Published December 1, 2000

In at least one other instance, data selection highly influenced the conclusion that computer models were correctly simulating global warming. That was in the July 1996 paper by Santer et al. in which they compared lower atmospheric temperatures from 1963 through 1988 and found a statistically strong match.

We examined their result in light of the complete record that was available (1957-1995 at the time of publication) and showed that the main region of strong warming in fact showed no warming when all the data were used.

Thomas Kuhn, the late, great historian of science, wrote in his classic The Structure of Scientific Revolutions that such actions are in fact the norm in science when a “paradigm,” or overarching logical framework, is assaulted by inconvenient data.

Maintaining the paradigm, he wrote, is the work of “normal science.” In 1962, Kuhn wrote:

Closely examined, whether historically or in the contemporary laboratory, that enterprise [normal science] seems an attempt to force nature into the preformed and relatively inflexible box that the paradigm supplies.

Then:

In science . . . only the anticipated and usual are experienced even under circumstances where the anomaly is later to be observed. Further acquaintance, however, does result in an awareness of something wrong or does relate the effect to something that has gone wrong before.

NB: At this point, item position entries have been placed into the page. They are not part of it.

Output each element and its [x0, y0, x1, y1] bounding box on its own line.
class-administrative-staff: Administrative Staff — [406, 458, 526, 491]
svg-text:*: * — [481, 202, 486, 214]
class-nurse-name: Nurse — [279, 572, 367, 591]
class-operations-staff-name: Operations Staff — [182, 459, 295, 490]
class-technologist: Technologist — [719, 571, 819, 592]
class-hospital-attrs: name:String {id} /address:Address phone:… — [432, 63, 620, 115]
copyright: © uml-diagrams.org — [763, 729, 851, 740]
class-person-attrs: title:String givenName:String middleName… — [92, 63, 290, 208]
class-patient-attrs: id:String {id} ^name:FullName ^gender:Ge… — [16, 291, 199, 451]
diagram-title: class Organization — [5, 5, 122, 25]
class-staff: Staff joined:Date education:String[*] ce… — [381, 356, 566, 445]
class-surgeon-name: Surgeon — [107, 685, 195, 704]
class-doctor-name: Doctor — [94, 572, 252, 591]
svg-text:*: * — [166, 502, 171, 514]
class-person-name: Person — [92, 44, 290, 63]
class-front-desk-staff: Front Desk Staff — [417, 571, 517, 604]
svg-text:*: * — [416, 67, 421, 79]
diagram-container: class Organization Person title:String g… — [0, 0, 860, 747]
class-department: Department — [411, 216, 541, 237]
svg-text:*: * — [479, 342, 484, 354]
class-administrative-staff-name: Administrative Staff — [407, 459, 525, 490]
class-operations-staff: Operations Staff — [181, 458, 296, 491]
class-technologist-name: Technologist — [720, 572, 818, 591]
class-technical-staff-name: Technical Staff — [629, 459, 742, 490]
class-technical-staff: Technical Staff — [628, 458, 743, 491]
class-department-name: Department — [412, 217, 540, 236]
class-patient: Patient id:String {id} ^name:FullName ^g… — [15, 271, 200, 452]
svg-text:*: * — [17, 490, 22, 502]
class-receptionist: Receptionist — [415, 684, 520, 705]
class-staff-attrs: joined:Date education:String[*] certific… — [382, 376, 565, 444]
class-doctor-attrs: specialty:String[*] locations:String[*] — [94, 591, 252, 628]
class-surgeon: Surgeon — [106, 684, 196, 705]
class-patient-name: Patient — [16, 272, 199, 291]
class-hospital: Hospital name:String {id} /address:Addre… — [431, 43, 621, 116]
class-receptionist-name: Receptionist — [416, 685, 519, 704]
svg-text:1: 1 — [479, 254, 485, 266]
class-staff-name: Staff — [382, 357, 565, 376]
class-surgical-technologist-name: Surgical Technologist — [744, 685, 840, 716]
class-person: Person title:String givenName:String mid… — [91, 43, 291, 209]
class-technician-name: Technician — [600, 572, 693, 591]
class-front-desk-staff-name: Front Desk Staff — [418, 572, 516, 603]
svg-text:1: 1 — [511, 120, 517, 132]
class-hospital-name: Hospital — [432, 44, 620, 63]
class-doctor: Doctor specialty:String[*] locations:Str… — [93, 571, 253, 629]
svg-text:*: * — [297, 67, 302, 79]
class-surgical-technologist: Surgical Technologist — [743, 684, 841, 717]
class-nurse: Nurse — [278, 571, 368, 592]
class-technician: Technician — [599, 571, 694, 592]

What this means for climatology: The reigning paradigm is that computer models can simulate the behavior of the atmosphere. When data appear that show they can’t, the scientists’ natural response is to ignore reality or to convolute the facts in a way that props up the paradigm. Thus the current tendency to either selectively cite data or to ignore inconveniences is, sadly, the real way that science works–until the entire house of cards implodes, which is what the recent Geophysical Research Letters paper might have accomplished.


References

Michaels, P.J., and P.C. Knappenberger, 1996. Human effect on global climate? Nature, 384, 533-23.

Santer, B.D., et al., 1996. A search for human influences on the thermal structure of the atmosphere, Nature, 382, 36–45.